Made of Fail
by Luc Reid
After twelve years, the Gate, constructed on Peaks Island off the coast of Maine, was complete. The Cancrians had removed their spaceships from where they had been parked around Portland and Brunswick, explaining that their drive mechanisms would interfere with the Gate’s operation. We–everybody, I mean, the whole world–was watching when the First Lady, escorted by an honor guard of Marines and several of the tall, hunched Cancrians, stepped up to flip the switch.
And by “everyone,” I don’t just mean Americans: this had been a world effort. After the initial arguments, the raging debate, a feeling had gradually spread that the interstellar age really had dawned, and it was our destiny to enter it as a species. I doubt there were more than a few thousand people in the entire world who weren’t there in Portland or else glued to their TVs to see the Gate opened.

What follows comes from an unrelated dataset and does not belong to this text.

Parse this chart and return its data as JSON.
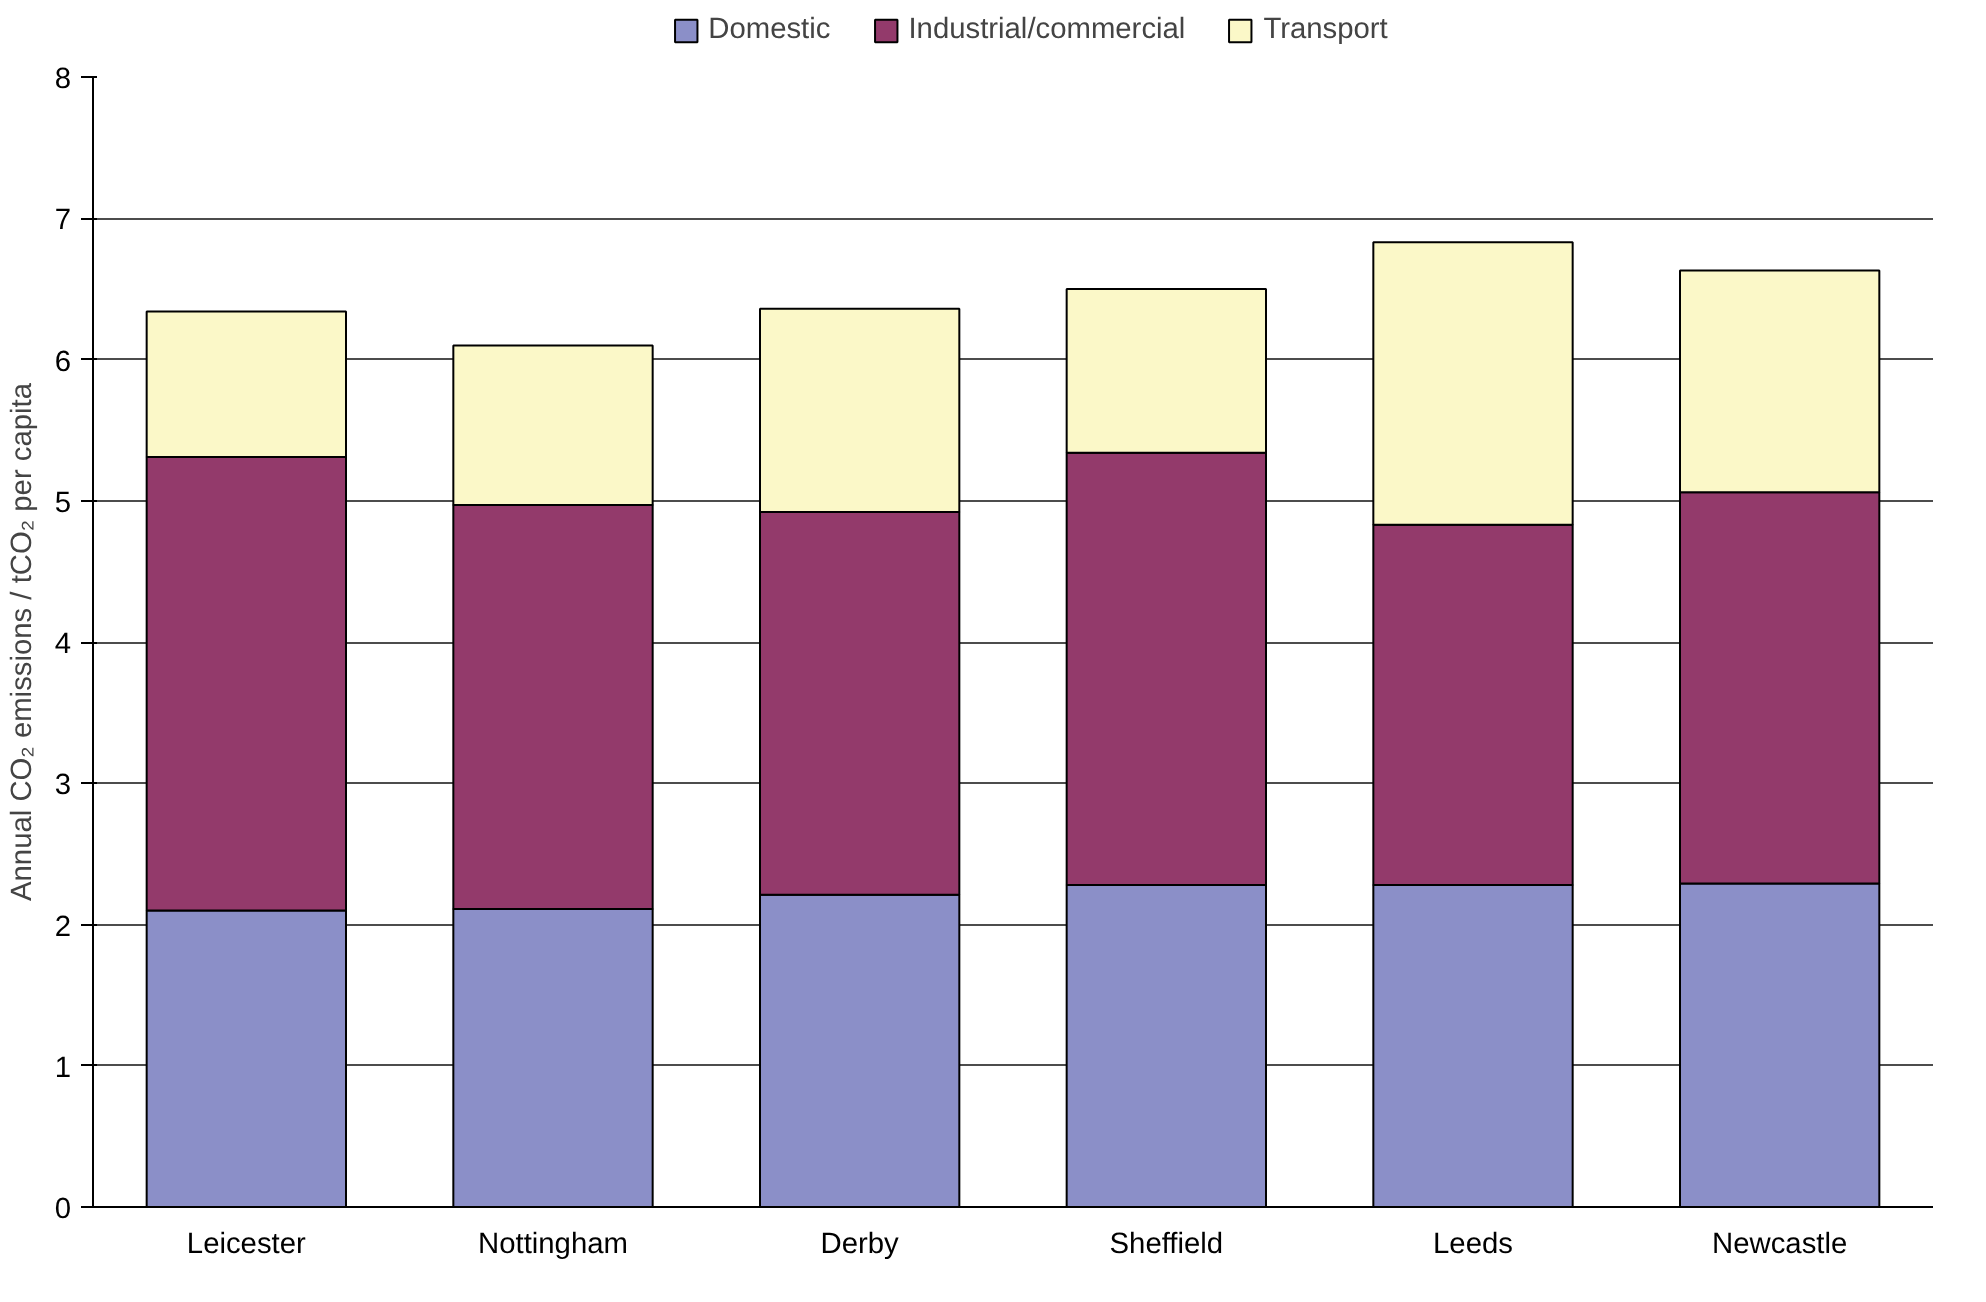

There had been speeches, you know, obviously. I’m not going to tell you there weren’t speeches. But who cares about the speeches? What could they say other than “Wow, we’re about to open a portal directly onto another populated planet! How cool is that? And scary. And sobering. Wow, people!” Not much. The speeches took up an hour and a half, but that’s all they said.
The First Lady stepped up to the control pedestal, and a deep, stomach-shaking whirr shook the world as it lit up automatically. She placed her hand on the receptor, and with a sound like angels gargling, the Gate opened, spilling light out onto the massive crowd. We looked through it and saw … Maine. There was a grinding noise. Something crackled, and all at once the lights on the unit went out. It was deathly quiet. The Gate had failed.

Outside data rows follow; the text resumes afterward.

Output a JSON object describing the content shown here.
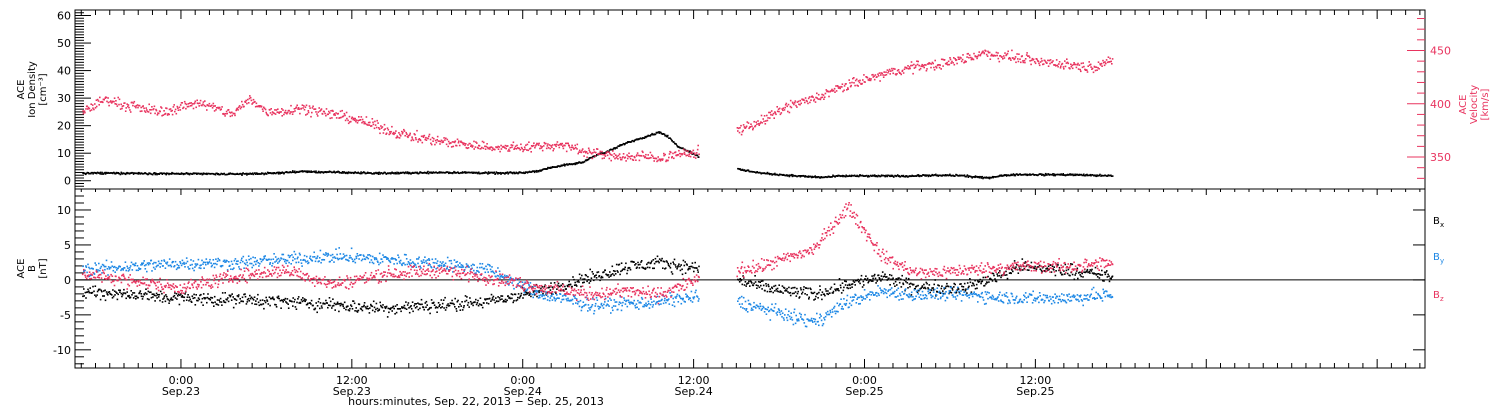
{
  "chart_data": [
    {
      "type": "scatter",
      "panel": "ion-density-velocity",
      "ylabel": [
        "ACE",
        "Ion Density",
        "[cm⁻³]"
      ],
      "ylabel_right": [
        "ACE",
        "Velocity",
        "[km/s]"
      ],
      "ylim": [
        -3,
        62
      ],
      "yticks": [
        0,
        10,
        20,
        30,
        40,
        50,
        60
      ],
      "ylim_right": [
        320,
        488
      ],
      "yticks_right": [
        350,
        400,
        450
      ],
      "right_axis_color": "#e8345f",
      "gaps": [
        [
          3.03,
          3.25
        ]
      ],
      "series": [
        {
          "axis": "left",
          "color": "#000000",
          "points": [
            [
              -0.58,
              3
            ],
            [
              -0.3,
              3
            ],
            [
              0,
              2.8
            ],
            [
              0.3,
              2.7
            ],
            [
              0.5,
              2.9
            ],
            [
              0.7,
              3.6
            ],
            [
              0.85,
              3.4
            ],
            [
              1,
              3.2
            ],
            [
              1.15,
              3
            ],
            [
              1.3,
              3.1
            ],
            [
              1.5,
              3.3
            ],
            [
              1.7,
              3.2
            ],
            [
              1.85,
              3
            ],
            [
              2.0,
              3.2
            ],
            [
              2.1,
              4
            ],
            [
              2.15,
              5
            ],
            [
              2.25,
              6
            ],
            [
              2.35,
              7
            ],
            [
              2.4,
              9
            ],
            [
              2.5,
              11
            ],
            [
              2.6,
              14
            ],
            [
              2.7,
              16
            ],
            [
              2.8,
              18
            ],
            [
              2.85,
              16
            ],
            [
              2.9,
              13
            ],
            [
              3.0,
              10
            ],
            [
              3.05,
              8
            ],
            [
              3.15,
              6
            ],
            [
              3.25,
              4.5
            ],
            [
              3.4,
              3
            ],
            [
              3.6,
              2
            ],
            [
              3.75,
              1.5
            ],
            [
              3.85,
              2
            ],
            [
              3.95,
              2
            ],
            [
              4.02,
              2
            ],
            [
              4.25,
              2
            ],
            [
              4.4,
              2.2
            ],
            [
              4.55,
              2.2
            ],
            [
              4.7,
              1.3
            ],
            [
              4.85,
              2.5
            ],
            [
              5.0,
              2.5
            ],
            [
              5.2,
              2.5
            ],
            [
              5.45,
              2
            ]
          ]
        },
        {
          "axis": "right",
          "color": "#e8345f",
          "points": [
            [
              -0.58,
              393
            ],
            [
              -0.45,
              405
            ],
            [
              -0.3,
              398
            ],
            [
              -0.1,
              393
            ],
            [
              0,
              398
            ],
            [
              0.1,
              402
            ],
            [
              0.2,
              396
            ],
            [
              0.3,
              391
            ],
            [
              0.4,
              405
            ],
            [
              0.5,
              393
            ],
            [
              0.6,
              394
            ],
            [
              0.7,
              397
            ],
            [
              0.85,
              392
            ],
            [
              1,
              387
            ],
            [
              1.1,
              382
            ],
            [
              1.2,
              376
            ],
            [
              1.35,
              370
            ],
            [
              1.5,
              366
            ],
            [
              1.6,
              364
            ],
            [
              1.7,
              362
            ],
            [
              1.8,
              360
            ],
            [
              1.9,
              359
            ],
            [
              2.0,
              360
            ],
            [
              2.1,
              361
            ],
            [
              2.2,
              362
            ],
            [
              2.3,
              359
            ],
            [
              2.4,
              355
            ],
            [
              2.5,
              352
            ],
            [
              2.6,
              351
            ],
            [
              2.7,
              351
            ],
            [
              2.8,
              350
            ],
            [
              2.9,
              353
            ],
            [
              3.0,
              354
            ],
            [
              3.1,
              360
            ],
            [
              3.2,
              372
            ],
            [
              3.3,
              378
            ],
            [
              3.4,
              385
            ],
            [
              3.5,
              394
            ],
            [
              3.6,
              401
            ],
            [
              3.7,
              405
            ],
            [
              3.8,
              412
            ],
            [
              3.9,
              418
            ],
            [
              4.0,
              423
            ],
            [
              4.1,
              428
            ],
            [
              4.2,
              432
            ],
            [
              4.3,
              436
            ],
            [
              4.4,
              437
            ],
            [
              4.5,
              440
            ],
            [
              4.6,
              444
            ],
            [
              4.7,
              448
            ],
            [
              4.85,
              445
            ],
            [
              5.0,
              441
            ],
            [
              5.15,
              438
            ],
            [
              5.3,
              435
            ],
            [
              5.45,
              440
            ]
          ]
        }
      ]
    },
    {
      "type": "scatter",
      "panel": "magnetic-field",
      "ylabel": [
        "ACE",
        "B",
        "[nT]"
      ],
      "ylim": [
        -12.6,
        13
      ],
      "yticks": [
        -10,
        -5,
        0,
        5,
        10
      ],
      "zero_line": true,
      "gaps": [
        [
          3.03,
          3.25
        ]
      ],
      "series": [
        {
          "name": "Bx",
          "color": "#000000",
          "points": [
            [
              -0.58,
              -1.5
            ],
            [
              -0.3,
              -2
            ],
            [
              0,
              -2.5
            ],
            [
              0.3,
              -2.7
            ],
            [
              0.6,
              -3
            ],
            [
              0.9,
              -3.5
            ],
            [
              1.2,
              -4
            ],
            [
              1.5,
              -3.5
            ],
            [
              1.8,
              -3
            ],
            [
              2.1,
              -1.5
            ],
            [
              2.4,
              0.5
            ],
            [
              2.6,
              2
            ],
            [
              2.8,
              2.5
            ],
            [
              3.1,
              1.5
            ],
            [
              3.4,
              -1
            ],
            [
              3.7,
              -2
            ],
            [
              3.9,
              -0.5
            ],
            [
              4.1,
              0.5
            ],
            [
              4.3,
              -1
            ],
            [
              4.6,
              -1
            ],
            [
              4.9,
              2
            ],
            [
              5.2,
              1.5
            ],
            [
              5.45,
              0.5
            ]
          ]
        },
        {
          "name": "By",
          "color": "#1e88e5",
          "points": [
            [
              -0.58,
              1.5
            ],
            [
              -0.3,
              2
            ],
            [
              0,
              2.5
            ],
            [
              0.3,
              2.5
            ],
            [
              0.6,
              3
            ],
            [
              0.9,
              3.5
            ],
            [
              1.2,
              3
            ],
            [
              1.5,
              2.5
            ],
            [
              1.8,
              1.5
            ],
            [
              2.1,
              -2
            ],
            [
              2.4,
              -3.5
            ],
            [
              2.6,
              -3.3
            ],
            [
              2.8,
              -3
            ],
            [
              3.1,
              -2
            ],
            [
              3.4,
              -4
            ],
            [
              3.7,
              -6
            ],
            [
              3.9,
              -3
            ],
            [
              4.1,
              -1.5
            ],
            [
              4.3,
              -2
            ],
            [
              4.6,
              -2
            ],
            [
              4.9,
              -2.5
            ],
            [
              5.2,
              -2.5
            ],
            [
              5.45,
              -2
            ]
          ]
        },
        {
          "name": "Bz",
          "color": "#e8345f",
          "points": [
            [
              -0.58,
              1
            ],
            [
              -0.3,
              0
            ],
            [
              0,
              -1
            ],
            [
              0.3,
              0.5
            ],
            [
              0.6,
              1.5
            ],
            [
              0.9,
              -0.5
            ],
            [
              1.2,
              1
            ],
            [
              1.5,
              1.5
            ],
            [
              1.8,
              0.5
            ],
            [
              2.1,
              -1
            ],
            [
              2.4,
              -2
            ],
            [
              2.6,
              -1.5
            ],
            [
              2.8,
              -2
            ],
            [
              3.1,
              1
            ],
            [
              3.4,
              2
            ],
            [
              3.7,
              4.5
            ],
            [
              3.9,
              10.5
            ],
            [
              4.1,
              3.5
            ],
            [
              4.3,
              1
            ],
            [
              4.6,
              1.5
            ],
            [
              4.9,
              2
            ],
            [
              5.2,
              2
            ],
            [
              5.45,
              2.5
            ]
          ]
        }
      ],
      "legend": [
        {
          "label": "B",
          "sub": "x",
          "color": "#000000"
        },
        {
          "label": "B",
          "sub": "y",
          "color": "#1e88e5"
        },
        {
          "label": "B",
          "sub": "z",
          "color": "#e8345f"
        }
      ]
    }
  ],
  "x_axis": {
    "range_days": [
      -0.62,
      7.28
    ],
    "ticks": [
      {
        "pos": 0,
        "time": "0:00",
        "date": "Sep.23"
      },
      {
        "pos": 1,
        "time": "12:00",
        "date": "Sep.23"
      },
      {
        "pos": 2,
        "time": "0:00",
        "date": "Sep.24"
      },
      {
        "pos": 3,
        "time": "12:00",
        "date": "Sep.24"
      },
      {
        "pos": 4,
        "time": "0:00",
        "date": "Sep.25"
      },
      {
        "pos": 5,
        "time": "12:00",
        "date": "Sep.25"
      }
    ],
    "title": "hours:minutes, Sep. 22, 2013 − Sep. 25, 2013"
  },
  "colors": {
    "velocity": "#e8345f",
    "bx": "#000000",
    "by": "#1e88e5",
    "bz": "#e8345f"
  }
}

We were all stunned for a little while, so stunned that I think it was at least a few minutes before anyone realized that the Cancrians had snuck off somewhere. Where were they? The odd, shy, infinitely harmless-seeming Cancrians … what had happened to them? And why, when they clearly were technological geniuses, didn’t their gate work?
“Hey!” someone shouted (I later found out that he had been checking a Hawai’ian webcam on his Blackberry). “Where the hell is the Pacific Ocean?”